Level of Parallelism present in multiple threads per core


So i have been looking into some of the technologies that implement multiple threads per core (like intel's hyperthreading) and I am wondering whats the extent of parallelism in these kinds of technologies. Is it true parallelism or just more effective concurrency? It seems they still share the same execution units and core resources, basically seems like its just virtualizing the usage. So I am unsure how true parallelism could occur. And if this is the case then what is the benefit? You can achieve concurrency through effective thread context switching.


Solution

  • So there are a lot of factors that determine the benefits present in Hyperthreading. First off since they are sharing resources there is obviously no true parallelism but their is some increase in concurrency depending on the type of processor.

    There are three types of hardware threading. Fine grained which switches threads in a round robin fashion with the goal of increased throughput, at the cost of increased individual thread latency. Switching is done on a clock to clock basis. There is course grained which is more like a context switch, where the processor switching the thread when a stall or some sort of memory fetching occurs. Then there is simultaneous in which thread switching occurs in the same clock, meaning there is multiple thread data in the Reorder Buffer and Pipeline at the same time. They are depicted as follows.

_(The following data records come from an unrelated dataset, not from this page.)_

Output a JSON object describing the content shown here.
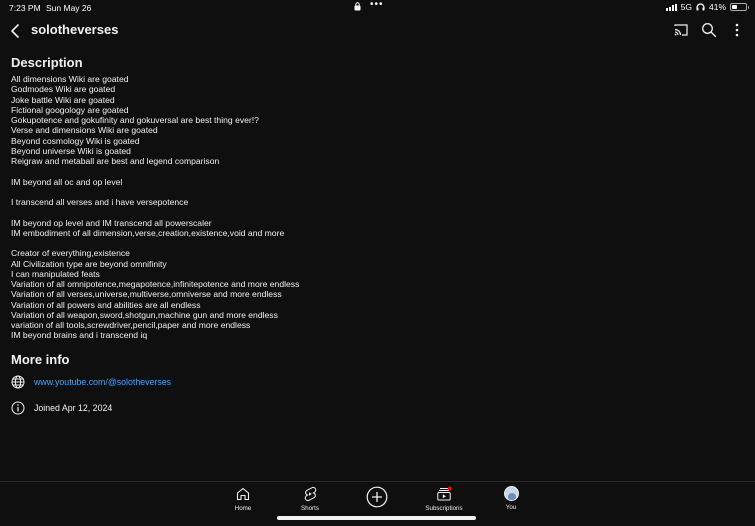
{
  "status_bar": {
    "time": "7:23 PM",
    "date": "Sun May 26",
    "network": "5G",
    "battery": "41%",
    "battery_level": 0.41
  },
  "header": {
    "channel_name": "solotheverses"
  },
  "description": {
    "heading": "Description",
    "lines": [
      "All dimensions Wiki are goated",
      "Godmodes Wiki are goated",
      "Joke battle Wiki are goated",
      "Fictional googology are goated",
      "Gokupotence and gokufinity and gokuversal are best thing ever!?",
      "Verse and dimensions Wiki are goated",
      "Beyond cosmology Wiki is goated",
      "Beyond universe Wiki is goated",
      "Reigraw and metaball are best and legend comparison",
      "",
      "IM beyond all oc and op level",
      "",
      "I transcend all verses and i have versepotence",
      "",
      "IM beyond op level and IM transcend all powerscaler",
      "IM embodiment of all dimension,verse,creation,existence,void and more",
      "",
      "Creator of everything,existence",
      "All Civilization type are beyond omnifinity",
      "I can manipulated feats",
      "Variation of all omnipotence,megapotence,infinitepotence and more endless",
      "Variation of all verses,universe,multiverse,omniverse and more endless",
      "Variation of all powers and abilities are all endless",
      "Variation of all weapon,sword,shotgun,machine gun and more endless",
      "variation of all tools,screwdriver,pencil,paper and more endless",
      "IM beyond brains and i transcend iq"
    ]
  },
  "more_info": {
    "heading": "More info",
    "link": "www.youtube.com/@solotheverses",
    "joined": "Joined Apr 12, 2024"
  },
  "bottom_nav": {
    "home": "Home",
    "shorts": "Shorts",
    "subscriptions": "Subscriptions",
    "you": "You"
  },
  "colors": {
    "background": "#0f0f0f",
    "link": "#3ea6ff",
    "notification_dot": "#ff0000"
  }
}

    Shades correspond to threads of execution

    Hyperthreading corresponds to the SMT in this diagram. And as seen, the effectiveness of the design depends primarily on one thing: how busy the pipeline is. In dynamically scheduled processors, where the goal is to keep the pipeline and execution units as busy as possible, the advantages see diminishing returns of around 0 to 5 percent from what I have seen. For statically scheduled processors, where the pipeline has a lot of stalls the benefits are much more prevalent and see gains of around 20 to 40% depending on the capabilities of the compiler reordering the instructions.